In order to exchange quantity for quality in direct marketing, it is important to base your first contact with the customer on the following principles.

In order to stay customer-focused and exchange quantity for quality in direct marketing, it is important to base your first contact with the customer on the following principles:

1. Study the business environment of the customer. What industry are they in, what are the trends and challenges in the industry?

2. Study the working environment of the customer. What department are they in, what is their function in the company?

3. On the basis of data derived in this way, generate a hypothesis on what challenges this particular customer group might face. If you are selling online marketing services to local restaurants’ directors think in terms of difficulty in attracting new customers, local nature of the business and growing competition.

4. Generate a solution for this problem based on YOUR product. For example, a good website and professional social media activity help to be closer to the customers and build a relationship with them. They also help to optimize the offered services through soliciting customers’ feedback on their needs and desires.
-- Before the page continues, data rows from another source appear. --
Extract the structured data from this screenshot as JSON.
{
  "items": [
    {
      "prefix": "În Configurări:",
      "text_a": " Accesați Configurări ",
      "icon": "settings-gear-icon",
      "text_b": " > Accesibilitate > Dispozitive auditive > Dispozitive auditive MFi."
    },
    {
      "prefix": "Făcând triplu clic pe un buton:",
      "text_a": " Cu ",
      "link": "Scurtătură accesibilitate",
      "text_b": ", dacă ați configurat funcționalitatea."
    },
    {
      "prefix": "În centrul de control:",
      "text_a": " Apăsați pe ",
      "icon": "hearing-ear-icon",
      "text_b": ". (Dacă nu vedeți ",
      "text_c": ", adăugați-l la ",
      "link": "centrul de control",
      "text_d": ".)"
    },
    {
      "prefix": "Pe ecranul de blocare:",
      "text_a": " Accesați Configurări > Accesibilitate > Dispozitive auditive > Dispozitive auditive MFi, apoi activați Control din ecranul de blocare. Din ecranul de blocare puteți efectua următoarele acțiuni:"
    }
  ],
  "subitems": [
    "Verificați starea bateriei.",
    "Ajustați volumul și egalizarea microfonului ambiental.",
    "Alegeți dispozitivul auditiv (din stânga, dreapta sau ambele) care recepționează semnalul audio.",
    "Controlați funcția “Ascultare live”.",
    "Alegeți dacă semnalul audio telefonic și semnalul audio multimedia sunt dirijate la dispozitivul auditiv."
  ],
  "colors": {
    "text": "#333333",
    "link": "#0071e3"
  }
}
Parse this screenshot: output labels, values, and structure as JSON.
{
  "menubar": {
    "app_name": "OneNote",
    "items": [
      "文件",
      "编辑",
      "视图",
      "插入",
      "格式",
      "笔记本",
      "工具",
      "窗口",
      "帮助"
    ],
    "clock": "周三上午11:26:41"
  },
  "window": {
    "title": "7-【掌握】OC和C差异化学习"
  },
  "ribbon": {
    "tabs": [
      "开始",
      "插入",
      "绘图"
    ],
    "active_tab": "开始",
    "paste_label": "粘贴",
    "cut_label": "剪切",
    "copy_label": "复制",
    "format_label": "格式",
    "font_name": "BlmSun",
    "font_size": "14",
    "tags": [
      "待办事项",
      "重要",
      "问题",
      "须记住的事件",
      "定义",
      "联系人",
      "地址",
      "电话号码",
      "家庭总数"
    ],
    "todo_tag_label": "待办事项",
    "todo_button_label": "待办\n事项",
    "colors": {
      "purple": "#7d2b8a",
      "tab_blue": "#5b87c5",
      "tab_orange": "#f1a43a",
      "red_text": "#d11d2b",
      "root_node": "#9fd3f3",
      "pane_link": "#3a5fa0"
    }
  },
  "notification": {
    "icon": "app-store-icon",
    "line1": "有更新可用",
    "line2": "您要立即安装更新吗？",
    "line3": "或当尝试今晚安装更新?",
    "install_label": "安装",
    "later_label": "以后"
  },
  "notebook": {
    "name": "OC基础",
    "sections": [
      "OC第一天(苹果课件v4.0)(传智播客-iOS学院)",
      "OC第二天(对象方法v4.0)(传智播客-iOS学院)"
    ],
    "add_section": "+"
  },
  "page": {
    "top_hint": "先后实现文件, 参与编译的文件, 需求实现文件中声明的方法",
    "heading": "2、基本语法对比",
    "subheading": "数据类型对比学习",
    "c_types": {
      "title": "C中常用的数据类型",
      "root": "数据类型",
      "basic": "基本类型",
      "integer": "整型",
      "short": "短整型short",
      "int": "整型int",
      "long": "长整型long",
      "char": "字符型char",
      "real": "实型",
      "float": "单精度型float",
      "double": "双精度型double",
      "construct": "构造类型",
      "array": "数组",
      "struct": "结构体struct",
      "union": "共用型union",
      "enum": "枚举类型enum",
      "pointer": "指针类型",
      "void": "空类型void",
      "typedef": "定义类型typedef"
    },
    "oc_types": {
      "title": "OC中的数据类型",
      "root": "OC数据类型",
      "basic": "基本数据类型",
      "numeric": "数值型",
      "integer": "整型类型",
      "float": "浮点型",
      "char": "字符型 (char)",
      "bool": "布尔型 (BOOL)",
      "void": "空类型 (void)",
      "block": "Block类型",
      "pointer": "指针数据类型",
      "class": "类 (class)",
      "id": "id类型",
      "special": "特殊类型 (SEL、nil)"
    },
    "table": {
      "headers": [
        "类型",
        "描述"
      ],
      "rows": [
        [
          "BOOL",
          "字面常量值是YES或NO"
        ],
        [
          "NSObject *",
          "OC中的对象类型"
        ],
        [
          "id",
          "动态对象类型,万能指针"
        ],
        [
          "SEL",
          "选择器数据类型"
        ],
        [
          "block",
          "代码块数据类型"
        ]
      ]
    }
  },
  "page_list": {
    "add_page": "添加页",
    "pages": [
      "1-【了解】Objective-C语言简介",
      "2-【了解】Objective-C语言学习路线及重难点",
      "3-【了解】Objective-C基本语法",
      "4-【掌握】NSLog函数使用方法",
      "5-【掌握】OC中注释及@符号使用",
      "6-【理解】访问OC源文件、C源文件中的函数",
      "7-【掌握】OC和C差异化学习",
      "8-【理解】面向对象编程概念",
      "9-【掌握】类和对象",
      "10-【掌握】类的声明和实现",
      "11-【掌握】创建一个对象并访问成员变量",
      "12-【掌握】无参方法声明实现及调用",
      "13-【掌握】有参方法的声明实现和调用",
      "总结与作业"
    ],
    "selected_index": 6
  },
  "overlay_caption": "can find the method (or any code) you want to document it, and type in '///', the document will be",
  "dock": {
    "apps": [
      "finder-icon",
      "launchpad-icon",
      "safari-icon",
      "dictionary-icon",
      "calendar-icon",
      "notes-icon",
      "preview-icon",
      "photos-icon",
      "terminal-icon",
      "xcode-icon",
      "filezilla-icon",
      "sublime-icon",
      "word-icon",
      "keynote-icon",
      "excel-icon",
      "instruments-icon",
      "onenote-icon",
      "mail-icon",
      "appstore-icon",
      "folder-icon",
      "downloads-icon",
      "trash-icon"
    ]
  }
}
What is more, they create a certain level of managed publicity in order to attract new customers.

5. Describe  how YOUR product/service has helped customers with similar needs or problems in the past. E.g. restaurant XYZ has increased its customer base by… percent and overrode competition by offering better services with an interactive and appealing website.

6. Now you probably  have established common grounds with your customer and your first contact in direct marketing will be more successful.